The United Church of Christ’s Support for the Alliance of Baptists Action
Rev. Dr. J. Bennett Guess
National Officer and Executive Minister
United Church of Christ
In April, when the UCC filed a federal lawsuit against the state of North Carolina, we knew that the importance and impact of this legal action extended far beyond our own
denomination, because North Carolina’s overly restrictive marriage laws impact persons of every faith. These laws are a direct affront to the freedom of religion, a basic tenet of our country and of a free democracy.
Today, clergy in North Carolina are still at risk of facing criminal prosecution and even jailed for performing marriage ceremonies without a state-issued marriage license. This is clearly an infringement on the free exercise of religion and this unquestionably constitutes irreparable harm. This is why we are asking the court for a preliminary injunction that would immediately set aside criminal consequences for all clergy, even as the broader issues of this case are considered.

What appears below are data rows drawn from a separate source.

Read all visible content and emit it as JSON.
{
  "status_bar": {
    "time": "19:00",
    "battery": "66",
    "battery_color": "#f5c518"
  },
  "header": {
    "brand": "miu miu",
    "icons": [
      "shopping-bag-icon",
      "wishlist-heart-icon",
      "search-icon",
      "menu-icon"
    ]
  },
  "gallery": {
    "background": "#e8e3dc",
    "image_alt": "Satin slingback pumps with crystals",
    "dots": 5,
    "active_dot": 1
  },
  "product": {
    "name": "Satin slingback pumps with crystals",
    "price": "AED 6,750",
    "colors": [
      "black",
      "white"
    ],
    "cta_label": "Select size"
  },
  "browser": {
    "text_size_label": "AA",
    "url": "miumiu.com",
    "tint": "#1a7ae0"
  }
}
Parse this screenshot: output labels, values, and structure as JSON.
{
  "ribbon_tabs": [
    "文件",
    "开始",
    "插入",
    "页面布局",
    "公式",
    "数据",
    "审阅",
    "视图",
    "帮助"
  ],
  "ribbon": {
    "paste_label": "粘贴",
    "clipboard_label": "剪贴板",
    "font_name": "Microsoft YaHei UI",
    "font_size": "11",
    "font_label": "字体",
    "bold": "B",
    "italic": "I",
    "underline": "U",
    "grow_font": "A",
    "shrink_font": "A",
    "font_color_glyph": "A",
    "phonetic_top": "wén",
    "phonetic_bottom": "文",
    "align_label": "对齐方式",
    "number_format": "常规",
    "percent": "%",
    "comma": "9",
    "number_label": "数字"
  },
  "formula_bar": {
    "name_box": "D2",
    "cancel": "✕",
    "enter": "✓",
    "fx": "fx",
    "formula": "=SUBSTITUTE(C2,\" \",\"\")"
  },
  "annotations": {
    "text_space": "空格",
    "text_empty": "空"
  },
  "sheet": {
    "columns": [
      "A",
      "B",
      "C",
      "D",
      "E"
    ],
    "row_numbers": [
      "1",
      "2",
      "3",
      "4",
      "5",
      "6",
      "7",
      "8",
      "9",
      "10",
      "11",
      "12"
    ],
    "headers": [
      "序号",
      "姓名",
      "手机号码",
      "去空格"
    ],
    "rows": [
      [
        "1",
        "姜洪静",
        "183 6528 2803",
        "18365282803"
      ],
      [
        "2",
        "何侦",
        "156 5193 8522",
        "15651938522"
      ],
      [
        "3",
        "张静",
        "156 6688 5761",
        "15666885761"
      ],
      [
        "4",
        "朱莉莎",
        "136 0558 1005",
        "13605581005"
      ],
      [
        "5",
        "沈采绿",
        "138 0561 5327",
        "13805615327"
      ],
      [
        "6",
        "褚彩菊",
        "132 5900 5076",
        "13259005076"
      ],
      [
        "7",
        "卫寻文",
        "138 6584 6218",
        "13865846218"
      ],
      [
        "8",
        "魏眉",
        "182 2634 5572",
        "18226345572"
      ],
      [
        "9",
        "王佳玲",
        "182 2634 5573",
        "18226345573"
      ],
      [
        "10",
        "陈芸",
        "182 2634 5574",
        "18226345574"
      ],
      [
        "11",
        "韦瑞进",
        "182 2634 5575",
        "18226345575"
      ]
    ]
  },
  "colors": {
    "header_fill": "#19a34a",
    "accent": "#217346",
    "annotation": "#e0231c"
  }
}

Today, we enthusiastically welcome the support of our ecumenical partner, the Alliance of Baptists, and the Association of Welcoming and Affirming Congregations, as our co-plaintiffs in this lawsuit. We are also excited that, joining us as well, are the Central Conference of American Rabbis (the largest rabbinical group in this nation) and a growing list of interfaith clergy persons, now representing Baptist, Jewish, Unitarian Universalist, Lutheran, Episcopalian, and United Church of Christ traditions.
Together, as diverse people of faith, we stand united against the unconstitutionality of North Carolina’s marriage laws because we know that, regardless of faith tradition, religious liberty is a constitutional right that state governments cannot be allowed to interfere with.

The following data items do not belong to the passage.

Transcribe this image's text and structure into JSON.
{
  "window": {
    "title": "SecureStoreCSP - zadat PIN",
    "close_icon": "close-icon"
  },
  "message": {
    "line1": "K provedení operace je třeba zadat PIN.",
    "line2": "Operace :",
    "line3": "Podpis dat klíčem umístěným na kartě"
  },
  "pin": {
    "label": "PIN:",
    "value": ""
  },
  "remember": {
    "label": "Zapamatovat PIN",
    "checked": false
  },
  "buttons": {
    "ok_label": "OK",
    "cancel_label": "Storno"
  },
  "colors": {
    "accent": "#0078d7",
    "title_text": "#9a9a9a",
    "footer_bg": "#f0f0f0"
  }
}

For almost 40 years, the United Church of Christ has advocated for the equality of LGBT people. But we also recognize that, as religious people, we have not been alone in our faith-based fight for the fair and equal treatment of all. The Alliance of Baptists’ stand today for inclusivity and equality are values lived out every day in their bold Christian witness, and for good reason, because these are the values that emanate from the life of Jesus, whose good news we seek to proclaim and embody as disciples of Christ.
At its heart, this case is about religious liberty. And perhaps no American faith tradition has more credibility to speak on issues of religious liberty than Baptists, because the free exercise of religion is at the heart of Baptist history and Baptist experience in this country.
Today, the United Church of Christ applauds the bold witness of the Alliance of Baptists in joining United Church of Christ v. Cooper as a plaintiff. Our concern for the protection of First Amendment guarantees is a commitment we share and one that we will witness to vigorously, until North Carolina’s marriage laws are ultimately determined by federal court to be – what we already know them to be – unconstitutional.